Initially I thought that the balsamic vinegar would be too assertive for chicken. I remember once I was making hassenpfeffer, I was short on apple cider vinegar and I substituted the remainder with balsamic. It was not a good substitute. The balsamic overpowered the lovely ACV unfortunately. I quite nearly swapped the balsamic in this recipe with ACV, but I’m honestly glad I didn’t. The balsamic somehow was tempered by the brown sugar well. This recipe also calls for dry vermouth. Dry vermouth is a dry (meaning not sweet) fortified wine with floral notes, but it won’t make your chicken taste like flowers! If you’d prefer not to use vermouth, you can use white grape juice instead. It’s only 2tbsp after all and certainly doesn’t merit spending money on an entire bottle of vermouth for one recipe if you’re not going to be using the rest anytime soon since the smallest bottle you can find is 375ml.

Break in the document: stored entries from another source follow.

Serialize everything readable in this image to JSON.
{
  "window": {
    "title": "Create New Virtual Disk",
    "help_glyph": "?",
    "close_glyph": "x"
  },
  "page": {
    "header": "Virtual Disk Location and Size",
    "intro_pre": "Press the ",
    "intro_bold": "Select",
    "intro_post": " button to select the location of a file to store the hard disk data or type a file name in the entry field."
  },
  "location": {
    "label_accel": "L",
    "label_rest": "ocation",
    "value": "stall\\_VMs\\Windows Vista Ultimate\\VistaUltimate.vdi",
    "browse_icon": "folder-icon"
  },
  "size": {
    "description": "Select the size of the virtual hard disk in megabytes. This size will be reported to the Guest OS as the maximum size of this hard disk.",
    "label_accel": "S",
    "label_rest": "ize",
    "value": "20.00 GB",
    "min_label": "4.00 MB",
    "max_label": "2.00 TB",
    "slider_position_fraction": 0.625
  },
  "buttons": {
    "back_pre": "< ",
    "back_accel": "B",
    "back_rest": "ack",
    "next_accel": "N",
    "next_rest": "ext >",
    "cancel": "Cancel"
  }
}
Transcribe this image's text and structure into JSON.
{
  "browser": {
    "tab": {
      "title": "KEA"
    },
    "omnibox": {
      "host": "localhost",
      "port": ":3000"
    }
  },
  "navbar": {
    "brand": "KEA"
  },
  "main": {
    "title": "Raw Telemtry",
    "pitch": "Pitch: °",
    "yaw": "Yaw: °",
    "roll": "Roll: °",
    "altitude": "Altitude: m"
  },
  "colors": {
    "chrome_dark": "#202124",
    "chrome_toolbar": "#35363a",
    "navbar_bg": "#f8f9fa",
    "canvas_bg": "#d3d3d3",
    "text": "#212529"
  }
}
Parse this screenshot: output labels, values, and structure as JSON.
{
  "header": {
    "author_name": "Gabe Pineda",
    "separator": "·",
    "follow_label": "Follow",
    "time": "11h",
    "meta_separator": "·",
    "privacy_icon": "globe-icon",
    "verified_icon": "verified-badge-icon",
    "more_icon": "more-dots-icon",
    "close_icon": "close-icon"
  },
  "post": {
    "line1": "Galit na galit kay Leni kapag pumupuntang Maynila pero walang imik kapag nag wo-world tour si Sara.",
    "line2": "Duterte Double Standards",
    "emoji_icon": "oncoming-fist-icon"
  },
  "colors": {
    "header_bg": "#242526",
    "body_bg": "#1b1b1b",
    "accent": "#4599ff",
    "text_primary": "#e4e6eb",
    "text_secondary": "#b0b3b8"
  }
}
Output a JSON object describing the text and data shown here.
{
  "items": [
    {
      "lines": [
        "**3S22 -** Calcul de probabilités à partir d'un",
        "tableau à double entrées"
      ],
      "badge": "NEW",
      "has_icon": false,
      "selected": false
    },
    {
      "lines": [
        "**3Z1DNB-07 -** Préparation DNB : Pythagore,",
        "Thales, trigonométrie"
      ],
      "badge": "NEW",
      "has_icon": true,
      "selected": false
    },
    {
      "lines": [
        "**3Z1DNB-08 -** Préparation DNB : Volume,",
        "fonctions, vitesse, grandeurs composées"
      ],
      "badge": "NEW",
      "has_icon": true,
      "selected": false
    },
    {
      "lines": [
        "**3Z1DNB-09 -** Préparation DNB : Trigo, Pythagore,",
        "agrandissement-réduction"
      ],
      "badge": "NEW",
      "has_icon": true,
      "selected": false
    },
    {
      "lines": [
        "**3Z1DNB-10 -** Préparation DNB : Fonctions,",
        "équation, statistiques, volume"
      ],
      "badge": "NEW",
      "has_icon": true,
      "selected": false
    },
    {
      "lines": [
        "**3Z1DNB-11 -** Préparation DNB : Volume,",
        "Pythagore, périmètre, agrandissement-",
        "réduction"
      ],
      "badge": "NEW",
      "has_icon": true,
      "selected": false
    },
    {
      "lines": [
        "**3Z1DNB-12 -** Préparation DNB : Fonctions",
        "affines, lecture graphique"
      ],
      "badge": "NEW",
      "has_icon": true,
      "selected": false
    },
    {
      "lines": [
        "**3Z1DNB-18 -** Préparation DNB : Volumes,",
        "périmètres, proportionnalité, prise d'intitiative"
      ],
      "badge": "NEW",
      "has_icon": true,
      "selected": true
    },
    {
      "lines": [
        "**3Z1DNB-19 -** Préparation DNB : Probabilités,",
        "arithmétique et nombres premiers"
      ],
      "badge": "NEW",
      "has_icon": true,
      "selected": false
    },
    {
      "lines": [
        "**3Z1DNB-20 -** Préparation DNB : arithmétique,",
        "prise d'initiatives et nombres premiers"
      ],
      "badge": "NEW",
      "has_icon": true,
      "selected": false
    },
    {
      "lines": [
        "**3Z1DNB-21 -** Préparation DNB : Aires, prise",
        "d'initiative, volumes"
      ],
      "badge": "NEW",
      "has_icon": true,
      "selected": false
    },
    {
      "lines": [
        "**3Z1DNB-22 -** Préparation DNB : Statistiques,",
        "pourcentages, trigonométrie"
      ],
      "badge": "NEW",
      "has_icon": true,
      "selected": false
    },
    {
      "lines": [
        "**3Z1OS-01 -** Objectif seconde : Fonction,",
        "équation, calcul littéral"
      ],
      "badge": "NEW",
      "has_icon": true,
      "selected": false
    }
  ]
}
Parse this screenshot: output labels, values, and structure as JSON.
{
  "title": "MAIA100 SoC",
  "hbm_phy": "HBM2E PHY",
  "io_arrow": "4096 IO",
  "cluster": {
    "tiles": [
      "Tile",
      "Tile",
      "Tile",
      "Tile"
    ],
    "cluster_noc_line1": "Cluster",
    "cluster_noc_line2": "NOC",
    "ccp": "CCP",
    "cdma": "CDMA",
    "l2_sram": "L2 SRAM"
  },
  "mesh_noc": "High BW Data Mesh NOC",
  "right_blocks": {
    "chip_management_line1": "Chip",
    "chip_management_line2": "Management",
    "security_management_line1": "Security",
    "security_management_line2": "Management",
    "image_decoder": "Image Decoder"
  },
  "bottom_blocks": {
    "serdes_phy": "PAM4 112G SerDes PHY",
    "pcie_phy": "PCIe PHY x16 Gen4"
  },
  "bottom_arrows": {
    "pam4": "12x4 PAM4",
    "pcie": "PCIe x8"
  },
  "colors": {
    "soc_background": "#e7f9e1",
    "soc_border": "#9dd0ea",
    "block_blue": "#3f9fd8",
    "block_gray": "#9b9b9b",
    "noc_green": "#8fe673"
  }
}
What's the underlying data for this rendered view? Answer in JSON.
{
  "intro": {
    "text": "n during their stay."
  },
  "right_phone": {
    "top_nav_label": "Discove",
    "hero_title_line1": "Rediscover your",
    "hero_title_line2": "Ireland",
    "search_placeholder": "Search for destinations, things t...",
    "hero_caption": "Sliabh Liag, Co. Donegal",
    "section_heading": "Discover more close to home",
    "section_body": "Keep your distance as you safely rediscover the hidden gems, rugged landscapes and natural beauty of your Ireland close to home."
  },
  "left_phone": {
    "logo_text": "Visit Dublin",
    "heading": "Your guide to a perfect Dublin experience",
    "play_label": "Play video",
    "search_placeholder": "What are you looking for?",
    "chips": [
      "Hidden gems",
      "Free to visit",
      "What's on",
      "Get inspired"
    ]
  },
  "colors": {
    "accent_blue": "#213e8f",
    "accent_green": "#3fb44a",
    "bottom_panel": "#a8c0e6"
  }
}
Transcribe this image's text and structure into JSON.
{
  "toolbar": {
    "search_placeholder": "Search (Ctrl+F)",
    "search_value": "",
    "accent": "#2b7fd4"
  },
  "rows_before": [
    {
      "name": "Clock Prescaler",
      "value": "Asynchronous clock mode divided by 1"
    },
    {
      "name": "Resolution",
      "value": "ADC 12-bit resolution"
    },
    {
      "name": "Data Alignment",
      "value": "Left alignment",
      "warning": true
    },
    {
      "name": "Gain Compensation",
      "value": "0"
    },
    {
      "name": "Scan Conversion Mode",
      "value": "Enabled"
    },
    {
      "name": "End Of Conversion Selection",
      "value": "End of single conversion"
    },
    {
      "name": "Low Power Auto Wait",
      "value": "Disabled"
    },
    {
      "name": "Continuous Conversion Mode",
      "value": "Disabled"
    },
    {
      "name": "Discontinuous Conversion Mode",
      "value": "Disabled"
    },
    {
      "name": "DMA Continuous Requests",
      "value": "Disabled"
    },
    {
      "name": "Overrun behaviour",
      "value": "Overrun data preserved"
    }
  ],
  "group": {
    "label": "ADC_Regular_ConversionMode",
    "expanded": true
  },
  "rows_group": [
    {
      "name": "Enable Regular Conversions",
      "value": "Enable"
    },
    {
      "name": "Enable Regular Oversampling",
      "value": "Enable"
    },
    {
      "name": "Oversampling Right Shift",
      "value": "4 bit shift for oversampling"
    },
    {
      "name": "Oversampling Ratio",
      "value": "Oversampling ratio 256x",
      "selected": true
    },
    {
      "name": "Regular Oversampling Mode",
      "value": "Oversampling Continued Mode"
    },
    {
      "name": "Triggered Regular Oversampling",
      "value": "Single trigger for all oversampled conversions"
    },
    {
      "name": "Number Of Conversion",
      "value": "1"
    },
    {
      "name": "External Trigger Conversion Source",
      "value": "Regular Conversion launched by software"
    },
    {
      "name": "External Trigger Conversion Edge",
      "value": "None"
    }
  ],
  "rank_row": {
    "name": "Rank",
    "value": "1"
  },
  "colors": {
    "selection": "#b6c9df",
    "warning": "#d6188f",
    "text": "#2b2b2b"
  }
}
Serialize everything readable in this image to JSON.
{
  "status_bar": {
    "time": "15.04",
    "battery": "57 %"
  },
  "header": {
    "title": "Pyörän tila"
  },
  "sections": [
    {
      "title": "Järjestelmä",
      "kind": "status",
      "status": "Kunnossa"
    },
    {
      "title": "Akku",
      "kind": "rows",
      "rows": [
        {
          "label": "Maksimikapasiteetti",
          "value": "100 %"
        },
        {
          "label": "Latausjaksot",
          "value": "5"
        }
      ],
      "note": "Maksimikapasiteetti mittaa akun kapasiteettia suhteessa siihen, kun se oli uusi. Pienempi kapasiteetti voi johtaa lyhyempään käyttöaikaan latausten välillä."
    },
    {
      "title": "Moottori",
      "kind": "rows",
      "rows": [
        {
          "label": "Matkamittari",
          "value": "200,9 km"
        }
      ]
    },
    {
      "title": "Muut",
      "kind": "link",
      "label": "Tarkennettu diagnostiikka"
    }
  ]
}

I chose to serve ours with another round of those delicious caramelized brussels sprouts I recently posted about on Instagram. They’re wicked simple. All you do is slice off the bottoms and core them a little so the leaves gently separate while sauteéing with olive oil, salt, and pepper. I even dragged them through the jus that was drizzled over top the chicken. And that brings me to another thing. The jus. The recipe calls for water to fortify the pan juices, but if you know anything about my style by now… You’ll of course know that I used chicken base in place of water. It’s just adds to and supports that deep-roasted flavor. You could also mix a slurry of water and cornstarch into the jus to make a beautiful mahogany gravy! The final result was a delicious roast chicken that we found difficult to separate ourselves from…

What are some of your favorite roast chicken flavors?